So many percent more

Updated with an answer... see below

I'm continuing to catch up after vacation, and spotted a good discussion about problems with percent, at MathNotations. (via Let's Play Math blog).

Here's a problem to solve, first of all:

There are 20% more girls than boys in the senior class.
What percent of the seniors are girls?

The answer is NOT that 40% are boys and 60% are girls...

You see, let's say there were 40 boys and 60 girls, 100 students total. If there are 40 boys, then 20% more than that would be 40 + 4 + 4 = 48 girls and not 60!

Try solve it. I'll let you think a little before answering it myself. Don't just rush over to the Mathnotations blog either! Use your thinking caps! I've already given you a big hint!

Update:
You can easily solve this problem by taking any example number for the number of boys. Like I did above, if you have 40 boys, you'd need 48 girls and there'd be 88 students total. What percent of the seniors are girls then? It'd be 48/88 = 0.545454... ≈ 54.55%. And 45.45% are boys.

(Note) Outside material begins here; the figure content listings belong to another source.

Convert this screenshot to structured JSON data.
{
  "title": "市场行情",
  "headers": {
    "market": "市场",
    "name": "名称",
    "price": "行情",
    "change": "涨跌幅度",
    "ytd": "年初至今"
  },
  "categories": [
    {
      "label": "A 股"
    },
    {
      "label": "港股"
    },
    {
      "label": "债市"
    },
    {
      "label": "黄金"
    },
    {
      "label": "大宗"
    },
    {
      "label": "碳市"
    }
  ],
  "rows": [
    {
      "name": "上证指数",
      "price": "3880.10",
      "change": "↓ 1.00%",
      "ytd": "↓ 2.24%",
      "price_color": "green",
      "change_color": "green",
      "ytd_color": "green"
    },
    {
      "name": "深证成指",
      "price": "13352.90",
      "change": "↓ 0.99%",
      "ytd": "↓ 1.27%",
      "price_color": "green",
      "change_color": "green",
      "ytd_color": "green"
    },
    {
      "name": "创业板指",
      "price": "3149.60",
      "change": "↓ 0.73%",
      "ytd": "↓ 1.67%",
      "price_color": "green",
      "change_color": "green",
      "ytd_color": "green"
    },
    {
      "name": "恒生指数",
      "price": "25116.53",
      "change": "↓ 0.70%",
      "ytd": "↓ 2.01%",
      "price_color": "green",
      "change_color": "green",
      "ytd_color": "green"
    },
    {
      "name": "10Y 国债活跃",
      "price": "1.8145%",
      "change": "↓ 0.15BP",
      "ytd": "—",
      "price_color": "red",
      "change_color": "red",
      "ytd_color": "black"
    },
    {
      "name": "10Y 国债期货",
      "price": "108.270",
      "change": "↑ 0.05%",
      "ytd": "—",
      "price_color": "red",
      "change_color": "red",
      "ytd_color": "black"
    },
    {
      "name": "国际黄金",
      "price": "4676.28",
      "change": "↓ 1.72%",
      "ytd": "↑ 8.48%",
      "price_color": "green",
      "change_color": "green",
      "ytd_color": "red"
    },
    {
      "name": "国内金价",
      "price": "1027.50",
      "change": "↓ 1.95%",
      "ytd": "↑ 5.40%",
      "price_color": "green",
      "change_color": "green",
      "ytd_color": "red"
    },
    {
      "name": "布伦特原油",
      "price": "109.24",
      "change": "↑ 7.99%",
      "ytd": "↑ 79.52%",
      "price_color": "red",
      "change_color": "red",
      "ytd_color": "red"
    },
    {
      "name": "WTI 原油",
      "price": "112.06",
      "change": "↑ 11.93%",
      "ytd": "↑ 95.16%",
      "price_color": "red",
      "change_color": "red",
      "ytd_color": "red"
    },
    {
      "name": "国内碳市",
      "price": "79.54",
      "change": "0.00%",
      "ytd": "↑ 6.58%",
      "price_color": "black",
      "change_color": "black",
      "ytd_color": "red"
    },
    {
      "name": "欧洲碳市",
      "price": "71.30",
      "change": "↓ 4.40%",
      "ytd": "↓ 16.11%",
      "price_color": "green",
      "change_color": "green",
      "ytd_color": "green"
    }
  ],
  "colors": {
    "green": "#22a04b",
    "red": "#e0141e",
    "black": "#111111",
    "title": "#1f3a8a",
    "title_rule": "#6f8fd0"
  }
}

But the same works even if you choose that there'd be 10 boys, which then means that there are 12 girls, and then the percent of girls in the class is 12/22 * 100% = 54.55%.

NOTE that this problem includes two DIFFERENT "wholes". First of all, it says "There are 20% more girls than boys in the senior class." This is a comparison, and the total number of boys is the "one whole" or the "100%". The number of girls is 20% more, or 120% of the boys.

In algebra terms, if there are p boys, then there will be 1.2p girls.

Then the final question involves a totally different "one whole" or 100%: it asks how many percent of the seniors are girls.

So the group of seniors becomes the 100% or the "whole", and all percent calculations are based on that. Therefore one will then compare the number of girls to the total number of seniors.

In algebra terms, the final answer as a decimal is 1.2p/(p + 1.2p) = 1.2/2.2

See also Denise's post about searching for the 100% in percent problems. Anonymous said…
I asked my kids to try the problem... Our 18 yod, headed to LeTourneau University to major in engineering next week, solved it easily by USING YOUR HINT! She took the 40 boys and the 48 girls in your example and quickly figured out that the girls were 54% of 188. :) Anonymous said…
I tried to post how I solved the problem, but I had trouble with posting. I'm the same "anonymous" that wrote about our 18 yod.

It took me a few efforts at setting up equations-- trial and error is my style! Finally, I came up with x + 1.2x = 100, using x to represent the number of boys in a class of 100.

We are hoping to work on "application" or word problems more this year, as it is a weakness for us. Usually we avoid our weaknesses, but we're trying a different tactic now! Any similar problems you send out will be used in our house, with a 7th grader, a 9th grader doing Alg 1, and an 11th grader doing Alg 2/geometry. Anonymous said…
In Japanese mathematics textbooks, these problems are often represented by what they call segment diagrams. Basically, there are two segments, one for boys and one for girls. The one for the girls is 1/5 longer than the one for the boys since there are 20% (1/5) more girls than boys. Thus, the total relative amount is 11 while the relative amount for girls is 6. So, the percent of the girls in a class can be determined by 6 divided by 11. I think a major part of the reasons that Japanese students outperform US students is that they have such experiences BEFORE they study algebraic equations.

If anyone is interested in looking at a Japanese elementary textbook series, a translated series is available from Global Education Resources (www.globaledresources.com). Anonymous said…
Hi,

Here is how I approched it (using algebra)

boys = x
girls = 20% more than boys so
girls = (x = 20%x)

seniors = boys + girls

To get the percent
=>boys + girls = 100

x+(x+20%x) = 100
2x+(1/5)x = 100
10x + 1x = 500
11x = 500
x = 500/11 = 45.45455

so thats boys: 500/11

girls = 500/11 + (500/11 * 20%)
which comes out to be: 54.545

it was interesting. H M Dasti said…
Hi,

I tried your given percent problem below:

Here is how I approched it (using algebra)

boys = x
girls = 20% more than boys so
girls = (x = 20%x)

seniors = boys + girls

To get the percent
=>boys + girls = 100

x+(x+20%x) = 100
2x+(1/5)x = 100
10x + 1x = 500
11x = 500
x = 500/11 = 45.45455

so thats boys: 500/11

girls = 500/11 + (500/11 * 20%)
which comes out to be: 54.545

it was interesting.